Sus finanzas están sumidas en el caos. No ha pagado una sola factura desde el día que se fue. Vive de sus tarjetas de crédito; cualquier día se le secará la fuente.

El fin de sus correrías. ¿Qué es lo que viene después del fin de sus correrías? De pronto se ve canoso, encorvado, arrastrando los pies camino de la tienda de la esquina para comprar su medio litro de leche y su media barra de pan; se ve de pronto sentado sin mover un dedo ante su mesa, en una habitación repleta de papeles amarillentos, a la espera de que la tarde se apague para poder prepararse la cena e irse a la cama. La vida de un erudito pasado de rosca, sin esperanza alguna, sin perspectivas: ¿es eso para lo que está preparado?

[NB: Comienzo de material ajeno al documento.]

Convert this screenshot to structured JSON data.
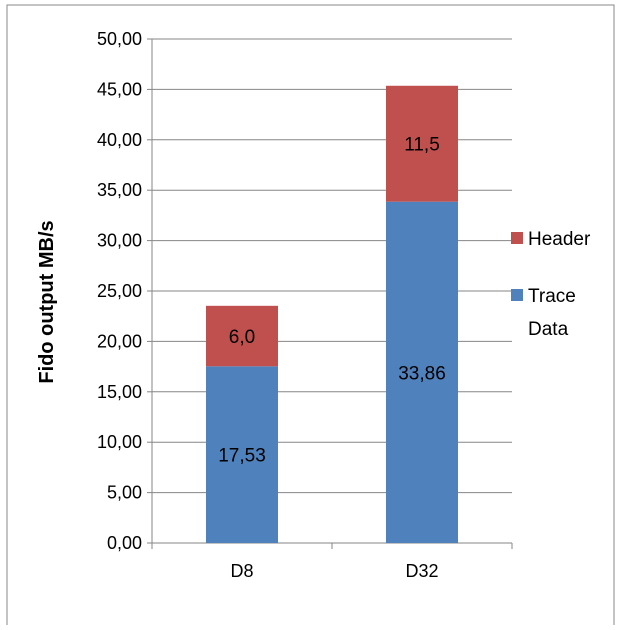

Abre la cancela. El jardín está cubierto por la maleza, el buzón está repleto de propaganda. Aunque bien fortificada de acuerdo con los cánones, la casa ha estado deshabitada desde hace meses: sería excesivo pedir que no hubiera sido víctima de alguna visita. Y así es: en cuanto pone el pie en su casa, nada más abrir la puerta y olfatear el interior, sabe que algo no marcha como debiera. El corazón le late desbocado de enfermiza excitación.

No se oye nada. Quien estuviera dentro se ha ido. Pero ¿cómo habrán entrado? Yendo de puntillas de una habitación a otra, pronto lo averigua. Los barrotes de una de las ventanas de la parte de atrás han sido arrancados de la pared y doblados, los cristales están hechos añicos, y así queda un hueco suficiente para que un niño e incluso un hombre no muy corpulento se cuelen en el interior. Una alfombrilla de hojas secas y arena, arrastradas por el viento, se ha quedado reseca en el suelo.

Recorre la casa haciendo un recuento de sus pérdidas. Su dormitorio ha sido saqueado, los cajones penden abiertos como bocas que bostezan. Se han llevado su equipo de música, sus cintas y sus discos, su ordenador. En su estudio descubre que han descerrajado tanto los cajones del escritorio como el archivador; hay papeles por todas partes. Han desvalijado a fondo la cocina: la vajilla, la cubertería, los pequeños electrodomésticos. Su mueble bar ha desaparecido. Incluso el armario donde guardaba las conservas está vacío.